Saturday, July 7, 2018

Trump Views Europe as a Competitor but May Make Germany a Real One, Akopov Says


Paul Goble

            Staunton, July 6 – Unlike his predecessors, US President Donald Trump views Europe not as a partner but as a competitor and is thus prepared to sacrifice even short-term domestic American economic interests to weaken it even at the cost of leading Germany to become a real challenger to the US, according to Moscow commentator Petr Akopov.

            Trump’s demand that the Europeans spend two percent of their GDP on defense and pay for the basing of American troops in Europe if they hope for America’s defense won’t help the US defense sector because the Europeans have their own defense industry, the Vzglyad writer says (vz.ru/politics/2018/7/6/931148.html).

            And many NATO members, especially the largest ones like Germany, are unlikely to be willing to increase spending to mollify Trump. As a result, in the short term, Trump’s policy will lead to a weakening of Europe and Euro-Atlantic institutions without any benefit for the American economy whatever he and his advisors may think, Akopov continues. 

            But the real animus of Trump’s policies, the Moscow commentator says, is that “he wants to send a message to Europe that it is dependent on the US and that if it doesn’t want to pay to the fullest for its security, it will have to compensate for that by concessions in other spheres,” such as tariffs on automobiles. 

            For typical Russian and Atlanticist analysts, “such a position is absurd;” but Trump believes it because he “does not consider that the US controls Europe.” Instead, he views the continent as part of some “conditional West, that is, an Atlanticist super-national project in which the US doesn’t have full sovereignty.”

            “What Trump wants above all is “to return the national sovereignty of the US – by destroying for that end a united West.” Not completely but to the point that it will consist of subordinates to the US rather than its partners.” And then, Akopov continues, “US control over Europe will not be military, ideological or cadres but economic.”

            The America of Trump’s “dreams” does not need a strong and united Europe because the EU is almost twice the size of the US in population and has both a serious economy and ambitions of its own.”  Instead, “Trump’s America needs a weakened and divided Europe” – and that is what the US president has sought to promote.

                But it is entirely possible that this will backfire, especially in the case of Germany whose “patience” Trump has been trying. Since 1945, Germany has not been an independent international player comparable to its size and importance. And it did not recover that status even after it reunified because the American forces never left.

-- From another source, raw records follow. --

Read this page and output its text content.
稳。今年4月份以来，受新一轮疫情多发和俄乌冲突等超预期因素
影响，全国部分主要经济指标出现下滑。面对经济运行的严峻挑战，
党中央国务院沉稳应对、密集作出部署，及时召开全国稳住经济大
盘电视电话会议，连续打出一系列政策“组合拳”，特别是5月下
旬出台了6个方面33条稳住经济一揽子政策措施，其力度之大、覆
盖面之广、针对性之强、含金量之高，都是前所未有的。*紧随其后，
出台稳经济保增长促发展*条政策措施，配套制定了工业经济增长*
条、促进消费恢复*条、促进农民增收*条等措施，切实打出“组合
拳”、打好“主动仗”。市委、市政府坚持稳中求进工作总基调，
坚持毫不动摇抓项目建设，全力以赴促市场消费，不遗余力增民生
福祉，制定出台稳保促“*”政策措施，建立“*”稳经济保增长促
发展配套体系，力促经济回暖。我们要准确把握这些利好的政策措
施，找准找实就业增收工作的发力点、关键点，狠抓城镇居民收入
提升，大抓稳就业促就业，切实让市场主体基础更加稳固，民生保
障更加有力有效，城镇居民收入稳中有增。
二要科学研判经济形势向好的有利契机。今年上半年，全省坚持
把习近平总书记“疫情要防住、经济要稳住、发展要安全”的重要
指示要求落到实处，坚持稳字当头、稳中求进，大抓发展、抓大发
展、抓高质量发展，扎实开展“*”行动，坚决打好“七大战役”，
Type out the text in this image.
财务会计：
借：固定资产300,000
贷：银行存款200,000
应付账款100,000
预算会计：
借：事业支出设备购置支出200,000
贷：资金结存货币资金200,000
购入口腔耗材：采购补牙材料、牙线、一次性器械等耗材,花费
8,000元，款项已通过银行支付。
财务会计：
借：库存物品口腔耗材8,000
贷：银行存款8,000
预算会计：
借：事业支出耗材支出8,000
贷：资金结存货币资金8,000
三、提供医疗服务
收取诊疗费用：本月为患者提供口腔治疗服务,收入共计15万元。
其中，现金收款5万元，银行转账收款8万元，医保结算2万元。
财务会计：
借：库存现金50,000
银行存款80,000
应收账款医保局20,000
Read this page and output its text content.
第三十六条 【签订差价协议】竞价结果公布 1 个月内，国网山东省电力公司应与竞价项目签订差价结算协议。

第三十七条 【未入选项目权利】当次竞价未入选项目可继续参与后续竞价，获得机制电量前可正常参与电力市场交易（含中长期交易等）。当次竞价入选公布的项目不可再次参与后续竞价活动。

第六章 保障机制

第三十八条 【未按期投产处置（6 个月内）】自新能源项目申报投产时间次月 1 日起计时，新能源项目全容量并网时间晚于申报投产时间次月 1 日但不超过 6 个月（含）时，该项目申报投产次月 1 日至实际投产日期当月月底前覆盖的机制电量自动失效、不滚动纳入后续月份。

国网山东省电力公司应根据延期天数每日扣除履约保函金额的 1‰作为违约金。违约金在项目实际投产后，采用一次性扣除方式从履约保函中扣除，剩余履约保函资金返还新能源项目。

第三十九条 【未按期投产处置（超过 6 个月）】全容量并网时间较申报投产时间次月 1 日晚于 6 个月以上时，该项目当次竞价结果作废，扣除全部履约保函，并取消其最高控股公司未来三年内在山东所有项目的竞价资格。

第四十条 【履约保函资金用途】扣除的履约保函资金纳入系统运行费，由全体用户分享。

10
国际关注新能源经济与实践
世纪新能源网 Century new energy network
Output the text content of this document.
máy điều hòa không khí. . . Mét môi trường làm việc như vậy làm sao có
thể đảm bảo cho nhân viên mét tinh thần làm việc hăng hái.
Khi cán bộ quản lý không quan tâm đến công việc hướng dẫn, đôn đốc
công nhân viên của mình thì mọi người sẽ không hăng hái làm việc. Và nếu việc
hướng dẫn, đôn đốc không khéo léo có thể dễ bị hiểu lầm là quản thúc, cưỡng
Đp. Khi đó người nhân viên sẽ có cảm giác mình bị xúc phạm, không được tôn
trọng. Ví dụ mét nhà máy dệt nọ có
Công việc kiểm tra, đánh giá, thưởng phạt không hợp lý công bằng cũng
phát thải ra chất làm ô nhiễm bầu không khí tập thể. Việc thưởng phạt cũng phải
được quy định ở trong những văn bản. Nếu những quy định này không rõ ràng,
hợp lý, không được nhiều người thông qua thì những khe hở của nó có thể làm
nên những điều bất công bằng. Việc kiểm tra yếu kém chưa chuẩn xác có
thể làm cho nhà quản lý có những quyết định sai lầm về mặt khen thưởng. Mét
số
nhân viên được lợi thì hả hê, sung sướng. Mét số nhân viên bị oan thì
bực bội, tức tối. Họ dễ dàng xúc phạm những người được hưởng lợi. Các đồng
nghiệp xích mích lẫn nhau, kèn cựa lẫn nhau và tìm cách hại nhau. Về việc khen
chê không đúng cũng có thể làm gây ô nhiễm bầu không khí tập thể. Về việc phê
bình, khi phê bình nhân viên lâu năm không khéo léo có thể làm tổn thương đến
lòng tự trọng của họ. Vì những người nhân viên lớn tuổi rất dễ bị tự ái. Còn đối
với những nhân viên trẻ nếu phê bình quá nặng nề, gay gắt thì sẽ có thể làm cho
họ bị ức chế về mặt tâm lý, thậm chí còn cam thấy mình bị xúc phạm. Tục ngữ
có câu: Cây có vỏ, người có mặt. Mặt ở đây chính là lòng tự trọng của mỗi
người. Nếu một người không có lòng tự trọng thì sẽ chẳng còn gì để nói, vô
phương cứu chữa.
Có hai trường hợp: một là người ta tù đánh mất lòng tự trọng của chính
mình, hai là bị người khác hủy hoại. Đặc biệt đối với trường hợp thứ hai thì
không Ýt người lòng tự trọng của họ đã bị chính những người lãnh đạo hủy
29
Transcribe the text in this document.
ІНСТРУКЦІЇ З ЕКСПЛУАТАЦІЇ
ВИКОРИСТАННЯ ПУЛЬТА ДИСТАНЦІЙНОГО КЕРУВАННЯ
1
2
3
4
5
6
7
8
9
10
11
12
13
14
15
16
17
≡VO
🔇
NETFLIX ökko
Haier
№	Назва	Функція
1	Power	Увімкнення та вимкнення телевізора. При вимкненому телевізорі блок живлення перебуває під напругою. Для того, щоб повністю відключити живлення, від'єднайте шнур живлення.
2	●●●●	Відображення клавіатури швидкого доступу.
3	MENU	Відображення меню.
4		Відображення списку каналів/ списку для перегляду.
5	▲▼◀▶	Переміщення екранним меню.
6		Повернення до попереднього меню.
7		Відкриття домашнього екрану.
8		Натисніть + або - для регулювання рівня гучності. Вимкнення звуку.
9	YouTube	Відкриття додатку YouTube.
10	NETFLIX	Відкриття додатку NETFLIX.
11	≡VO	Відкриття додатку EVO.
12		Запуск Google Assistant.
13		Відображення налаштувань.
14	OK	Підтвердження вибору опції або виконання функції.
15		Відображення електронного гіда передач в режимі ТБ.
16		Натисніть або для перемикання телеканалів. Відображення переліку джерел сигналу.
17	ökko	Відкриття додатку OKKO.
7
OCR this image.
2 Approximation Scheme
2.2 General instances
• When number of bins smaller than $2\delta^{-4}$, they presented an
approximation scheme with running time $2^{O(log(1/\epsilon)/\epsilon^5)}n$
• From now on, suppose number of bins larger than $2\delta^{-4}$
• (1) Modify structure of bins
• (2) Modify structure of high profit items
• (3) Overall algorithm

                 “The stronger the EU become s and the greater the might of Germany grows,” Akopov suggests, the more difficult it will be for the Anglo-Saxons to influence the administration of a United Europe. So that Trump simply decided to destroy the EU before it completely moves out from under Anglo-Saxon control and is transformed into the Fourth Reich.”

            But if Trump destroys the EU, then Germany will have to become something that the existence of that structure has made impossible: an independent international actor that will be ready to challenge the US. All Berlin’s talk about a European army is directed against the UK and the US, Atlanticism and Globalism.

            If that force arises and if Germany dominates it, Germany “will again become not an object but a subject of world politics, with all the possibilities ensuing from that. The chief one of which is the possibility of an independent choice of direction and the formation of alliances and blocs,” including potentially one that would link Berlin with Moscow and Beijing.